From age 55 in the UK, rising to 57 in 2028, you can typically take up to 25 per cent of your pension pot as a tax-free lump sum, capped at £268,275. The remaining 75 per cent is taxable as income. Total tax-free lump sums are limited to £1,073,100 over a lifetime, including death benefits.
Mike Ambery, retirement savings director at Standard Life, said student loan repayments, higher housing costs, rising living expenses and job market pressures are all affecting younger generations today.
He said: “Life is rarely linear, and like many other milestones, it’s completely normal for pension savings to take a back seat when focusing on supporting children.
“However, at the same time, parents mustn’t lose sight of their own financial goals.
“Everyone’s journey to and through retirement can be better and understanding where you are in terms of your own long-term finances is important, to ensure you are heading towards the retirement you envisage.”
This means setting clear expectations with your children about the level of support you can provide, he said, making sure you’re still contributing what you can afford into your pension.
Ensuring you’re thinking about how much money you will realistically need for retirement is also important – “striking the right balance between supporting children today and staying engaged with your own financial future”.
Before he retired, Sean was earning around £70,000 per year and since gifting his son the cash, he and his wife have made lifestyle changes.
He said: “We used to have four holidays a year, but we’ve cut back on that.
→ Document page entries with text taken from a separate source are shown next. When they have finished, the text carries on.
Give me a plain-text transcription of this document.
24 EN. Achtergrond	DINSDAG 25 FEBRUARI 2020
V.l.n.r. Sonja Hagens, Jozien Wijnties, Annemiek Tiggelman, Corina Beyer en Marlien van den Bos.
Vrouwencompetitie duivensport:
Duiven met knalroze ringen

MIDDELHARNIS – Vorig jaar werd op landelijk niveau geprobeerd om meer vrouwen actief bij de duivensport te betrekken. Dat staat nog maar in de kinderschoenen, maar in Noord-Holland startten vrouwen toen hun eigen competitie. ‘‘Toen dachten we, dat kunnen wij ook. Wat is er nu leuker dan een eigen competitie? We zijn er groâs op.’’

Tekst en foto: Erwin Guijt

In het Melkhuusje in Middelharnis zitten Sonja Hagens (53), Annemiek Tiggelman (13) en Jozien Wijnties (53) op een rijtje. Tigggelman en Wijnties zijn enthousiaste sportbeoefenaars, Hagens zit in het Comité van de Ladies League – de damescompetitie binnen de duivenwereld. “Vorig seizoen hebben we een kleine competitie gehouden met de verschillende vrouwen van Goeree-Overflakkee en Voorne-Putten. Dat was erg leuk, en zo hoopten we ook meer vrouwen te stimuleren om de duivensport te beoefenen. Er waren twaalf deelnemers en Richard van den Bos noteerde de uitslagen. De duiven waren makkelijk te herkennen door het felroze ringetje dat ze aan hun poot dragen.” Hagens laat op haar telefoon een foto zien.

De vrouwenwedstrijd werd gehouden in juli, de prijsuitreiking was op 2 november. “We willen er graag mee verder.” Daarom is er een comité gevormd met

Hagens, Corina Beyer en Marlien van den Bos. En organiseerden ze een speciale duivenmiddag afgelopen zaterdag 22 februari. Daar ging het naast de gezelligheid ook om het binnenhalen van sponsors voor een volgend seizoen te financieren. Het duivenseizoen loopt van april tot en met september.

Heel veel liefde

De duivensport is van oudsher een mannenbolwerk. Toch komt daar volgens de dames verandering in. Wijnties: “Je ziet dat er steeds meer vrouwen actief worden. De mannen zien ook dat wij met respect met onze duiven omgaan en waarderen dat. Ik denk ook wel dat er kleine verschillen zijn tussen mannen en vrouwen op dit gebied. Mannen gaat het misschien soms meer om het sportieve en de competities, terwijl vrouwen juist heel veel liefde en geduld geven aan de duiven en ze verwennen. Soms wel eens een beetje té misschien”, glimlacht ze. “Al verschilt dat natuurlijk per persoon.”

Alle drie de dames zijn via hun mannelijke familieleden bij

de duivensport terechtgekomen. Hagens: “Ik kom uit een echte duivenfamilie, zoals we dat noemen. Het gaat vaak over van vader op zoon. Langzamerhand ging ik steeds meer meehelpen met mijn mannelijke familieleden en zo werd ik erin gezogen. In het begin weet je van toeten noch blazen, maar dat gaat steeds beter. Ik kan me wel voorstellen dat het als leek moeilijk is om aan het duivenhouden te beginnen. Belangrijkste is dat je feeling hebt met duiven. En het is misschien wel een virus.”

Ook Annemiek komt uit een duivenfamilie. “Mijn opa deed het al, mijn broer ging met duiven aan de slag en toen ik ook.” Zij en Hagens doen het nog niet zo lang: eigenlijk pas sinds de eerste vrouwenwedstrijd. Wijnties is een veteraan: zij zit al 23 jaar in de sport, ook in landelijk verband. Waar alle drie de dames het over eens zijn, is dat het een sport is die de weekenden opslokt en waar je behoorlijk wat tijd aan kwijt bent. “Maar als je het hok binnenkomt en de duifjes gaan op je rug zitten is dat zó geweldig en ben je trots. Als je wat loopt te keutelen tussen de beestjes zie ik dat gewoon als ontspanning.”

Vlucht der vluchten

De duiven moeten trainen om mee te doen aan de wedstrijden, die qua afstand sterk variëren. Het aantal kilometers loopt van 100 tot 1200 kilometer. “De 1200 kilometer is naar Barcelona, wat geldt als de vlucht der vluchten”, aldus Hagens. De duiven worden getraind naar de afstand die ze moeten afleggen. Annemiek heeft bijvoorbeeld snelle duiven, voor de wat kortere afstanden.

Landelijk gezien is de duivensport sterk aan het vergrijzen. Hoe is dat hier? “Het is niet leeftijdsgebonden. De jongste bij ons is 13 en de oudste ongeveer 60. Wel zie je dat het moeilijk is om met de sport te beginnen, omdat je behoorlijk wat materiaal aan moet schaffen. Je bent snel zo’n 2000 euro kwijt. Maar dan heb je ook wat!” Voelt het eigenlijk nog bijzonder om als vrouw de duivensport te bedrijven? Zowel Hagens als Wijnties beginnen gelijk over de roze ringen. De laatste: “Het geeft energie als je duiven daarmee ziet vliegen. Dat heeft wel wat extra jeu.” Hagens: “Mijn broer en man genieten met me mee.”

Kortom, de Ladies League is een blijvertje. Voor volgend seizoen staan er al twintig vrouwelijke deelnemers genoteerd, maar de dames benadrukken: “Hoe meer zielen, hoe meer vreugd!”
We live a non-extravagant life off my wife’s salary, and that was something we thought through carefully.
“The hardest conversation was explaining to my son and his partner that I couldn’t be their financial safety net forever after retirement.
“It was about finding a balance between helping them and protecting our own future.”
His son and his partner are now settled into their new home and are expecting a baby in the summer, which is “the icing on the cake for us”, he said.
“We have absolutely no regrets. Knowing we’ve been able to help them at such an important stage in their lives means everything, and we’ll still be leaving everything to them in the future anyway.”
Ambery said Junior ISAs (JISAs) and even child pensions are a good way to help support children, providing a tax-efficient way to give children a head start and potentially benefit from compound interest or investment growth from the earliest moment possible.